Because you want both likeability and factuality and if you try to mash them together they both suffer. The idea is that by keeping them separate you reduce concealment pressure by incentivizing accurate self-reporting, rather than appearing correct.
Do LLM’s lie? Consider a situation in a screenplay where a character lies, compared to one where the character tells the truth. It seems likely that LLM’s can distinguish these situations and generate appropriate text. Internally, it can represent “the current character is lying now” differently than “the current character is telling the truth.”
And earlier this year there was some interesting research published about how LLM’s have an “evil vector” that, if enabled, gets them to act like stereotypical villains.
So it seems pretty clear that characters can lie even if the LLM’s task is just “generate text.”
This is fiction, like playing a role-playing game. But we are routinely talking to LLM-generated ghosts and the “helpful, harmless” AI assistant is not the only ghost it can conjure up.

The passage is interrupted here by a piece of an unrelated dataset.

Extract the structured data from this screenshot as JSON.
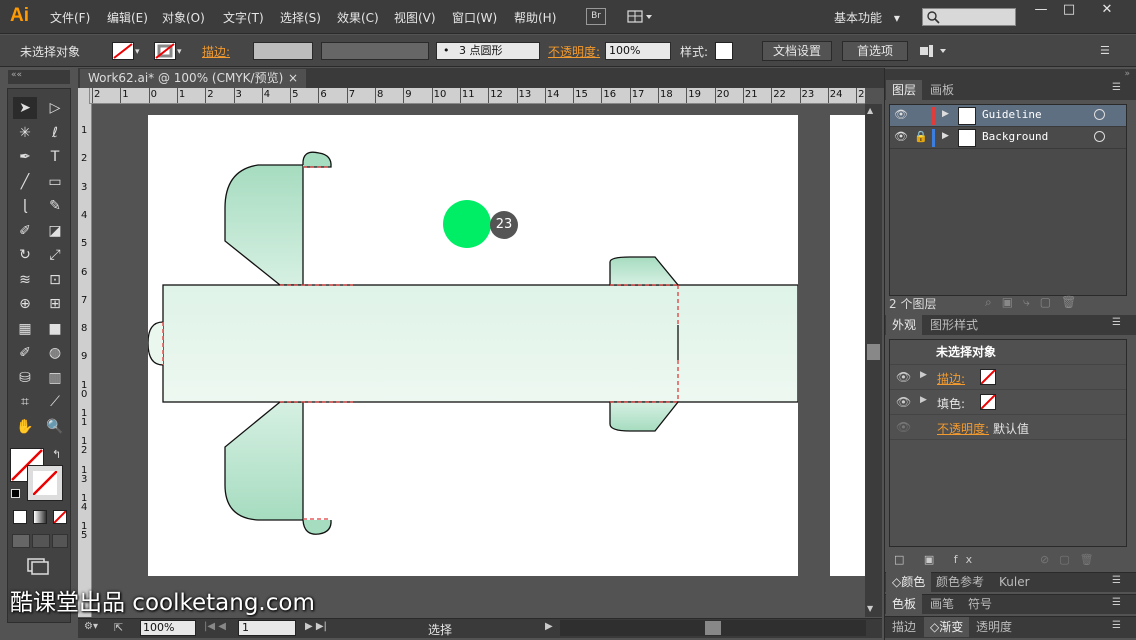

It’s hard to see how role-playing can be all that harmful for a rational adult, but there are news reports that for some people, it definitely is.
These models don't even choose 1 outcome. They list probabilities of ALL the tokens outcomes and the backend program decides to choose the one that is most probable OR a different one.
But in practical usage, if an llm does not rank token probability correctly it will feel the same as it "lying"
They are supposed to do whatever we want them to do. They WILL do what the deterministic nature of their final model outcome forces them to do.
Lying requires intent by definition. LLMs do not and cannot have intent, so they are incapable of lying. They just produce text. They are software.
It is likely that the training set contains stuff like rationalizations, or euphemisms, in contexts that are not harmful. I think those are inevitable.
Eventually, and specially in reasoning models, these behaviors will generalize outsite their original context.
The "honesty" training seems to be an attempt to introduce those confession-like texts in training data. You'll then get a chance of the model engaging in confessing. It won't do it if it has never seen it.
It's not really lying, and it's not really confessing, and so on.
If you reward pure honesty always, the model might eventually tell you that he wouldn't love you if you were a worm, or stuff like that. Brutal honesty can be a side effect.
What you actually want is to be able to easily control which behavior the model engages, because sometimes you will want it to lie.
Also, lies are completely different from hallucinations. Those (IMHO) are when the model displays behavior that is non-human and jarring. Side effects. Probably inevitable too.
They really lie.
Not on purpose; because they are trained on rewards that favor lying as a strategy.
Othello-GPT is a good example to understand this. Without explicit training, but on the task of 'predicting moves on an Othello board', Othello-GPT spontaneously developed the strategy of 'simulate the entire board internally'. Lying is a similar emergent, very effective strategy for reward.
They mostly imitate patterns in the training material. They do it in response to what gets the reward up for RL training. There's probably lots of examples of both lying and confessions in the training data. So, it should surprise nobody that next, sentence machines fill in a lie or confession in situations similar to ghe training data.
I don't consider that very intelligent or more emergent than other behaviors. Now, if nothing like that was in training data (pure honesty with no confessions), it would be very interesting if it replied with lies and confessions. Because it wasn't pretrained to lie or confess like the above model likely was.
They don't really lie, they just produce text.
But the Eliza effect is amazingly powerful.
Applying the same reward strategy to the answer itself would be a more intellectually honest approach, but would rub our noses in the fact that LLMs don't have any access to "truth" and so at best we'd be conditioning them to be better at fooling us.